与其他人视线不同的是,祝涟真望向远方另一侧的沙滩,他一眼认出自己就是在那个角落与谈情分享了久违的亲吻。
他无意识地抿抿唇,肩膀忽然被谈情搂住了。在所有人庆祝属于acemon的鲁布·戈德堡机械获得成功时,没人会在意站位边缘的两个人任何情绪变化。
天黑以后,节目组与他们收拾好行李坐车回到容港市区。
车子还停在上周集合的地点,成员各自的助理会来接他们回家,祝涟真注意到谈情又是自己一个人来的,现在也是自己一个人回去——这习惯完全就是艺人中的异类。现在不是车流的高峰期,但祝涟真记得谈情前不久说没睡好觉,怕他疲劳驾驶,祝涟真主动提议:“要不我送你回去吧?”
谈情这次没客气,抬头一笑:“好啊。”
于是尽心尽力在劳动岗位上等待一个多少时的阿绪被祝涟真顺理成章地赶下了车。
阿绪:“那我呢?我就这么被你遗弃街头了?!”
祝涟真用手机给她发了个二百块的红包,“你自己打车回家吧,路上还能吃顿夜宵。”
今天老板反常得太明显,阿绪不得不起疑心。明明录这期节目之前,他提起谈情还常常用嗤之以鼻但态度掩盖关注,但现在居然落落大方地送人家回去,其原因不言而喻,这一周内俩人肯定发生了什么不同寻常的事。
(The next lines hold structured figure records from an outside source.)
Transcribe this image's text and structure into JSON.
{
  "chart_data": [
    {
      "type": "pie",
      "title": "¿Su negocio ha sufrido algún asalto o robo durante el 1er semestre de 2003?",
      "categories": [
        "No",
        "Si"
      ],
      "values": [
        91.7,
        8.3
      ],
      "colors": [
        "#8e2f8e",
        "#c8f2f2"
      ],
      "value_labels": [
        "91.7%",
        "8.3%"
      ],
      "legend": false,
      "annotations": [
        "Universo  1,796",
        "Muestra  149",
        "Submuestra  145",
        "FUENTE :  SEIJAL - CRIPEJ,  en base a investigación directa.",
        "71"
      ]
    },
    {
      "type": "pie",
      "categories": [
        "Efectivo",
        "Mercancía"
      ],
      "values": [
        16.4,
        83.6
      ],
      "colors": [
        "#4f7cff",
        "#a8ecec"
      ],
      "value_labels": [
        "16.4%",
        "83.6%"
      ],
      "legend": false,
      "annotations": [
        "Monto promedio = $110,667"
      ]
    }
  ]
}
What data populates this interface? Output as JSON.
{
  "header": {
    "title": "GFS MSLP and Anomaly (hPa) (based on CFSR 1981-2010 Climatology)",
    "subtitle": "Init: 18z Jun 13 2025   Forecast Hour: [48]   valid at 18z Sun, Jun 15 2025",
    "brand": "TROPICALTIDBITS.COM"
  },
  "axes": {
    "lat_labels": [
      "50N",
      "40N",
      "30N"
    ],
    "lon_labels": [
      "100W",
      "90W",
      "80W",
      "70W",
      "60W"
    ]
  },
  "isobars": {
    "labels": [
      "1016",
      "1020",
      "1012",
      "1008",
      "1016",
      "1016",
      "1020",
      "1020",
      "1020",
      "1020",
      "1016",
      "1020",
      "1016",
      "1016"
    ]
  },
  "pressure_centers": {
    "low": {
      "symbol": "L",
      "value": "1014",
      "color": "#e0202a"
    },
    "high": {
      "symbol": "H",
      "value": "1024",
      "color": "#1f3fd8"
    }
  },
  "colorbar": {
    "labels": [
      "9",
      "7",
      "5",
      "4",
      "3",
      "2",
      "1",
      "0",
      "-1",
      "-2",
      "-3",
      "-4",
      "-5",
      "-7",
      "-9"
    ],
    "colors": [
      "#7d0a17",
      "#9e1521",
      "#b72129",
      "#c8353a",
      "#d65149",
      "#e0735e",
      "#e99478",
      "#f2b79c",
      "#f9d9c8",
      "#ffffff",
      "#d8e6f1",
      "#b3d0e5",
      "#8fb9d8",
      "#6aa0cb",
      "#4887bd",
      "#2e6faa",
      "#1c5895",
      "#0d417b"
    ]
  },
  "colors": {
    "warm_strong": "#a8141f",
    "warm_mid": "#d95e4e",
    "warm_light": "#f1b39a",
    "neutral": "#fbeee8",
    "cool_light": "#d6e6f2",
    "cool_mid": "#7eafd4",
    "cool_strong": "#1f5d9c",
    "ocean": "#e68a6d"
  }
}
以防万一,阿绪悄悄问祝涟真:“那你今晚哪里过夜?小心点儿啊,你们常去的地方到处都有私生蹲着。”
祝涟真惊讶她这方面的敏锐以及思维的跳跃,“你想得也太远了……不是,你想得也太歪了!”
不过祝涟真还是记下了她的提醒,在外面要和谈情保持点距离。
开车上路后,祝涟真反复调整车内冷气的温度,自己心里浮躁容易热,却又怕谈情嫌吹太凉。他的小动作全被谈情看在眼里,等红绿灯时,对方说:“你热的话,开高点也行,我没事的。”
祝涟真不知道怎么回话,只会干笑两声,结果感觉更尴尬了。他清清嗓子,问:“对了,你看你胶囊里写的东西了吗?”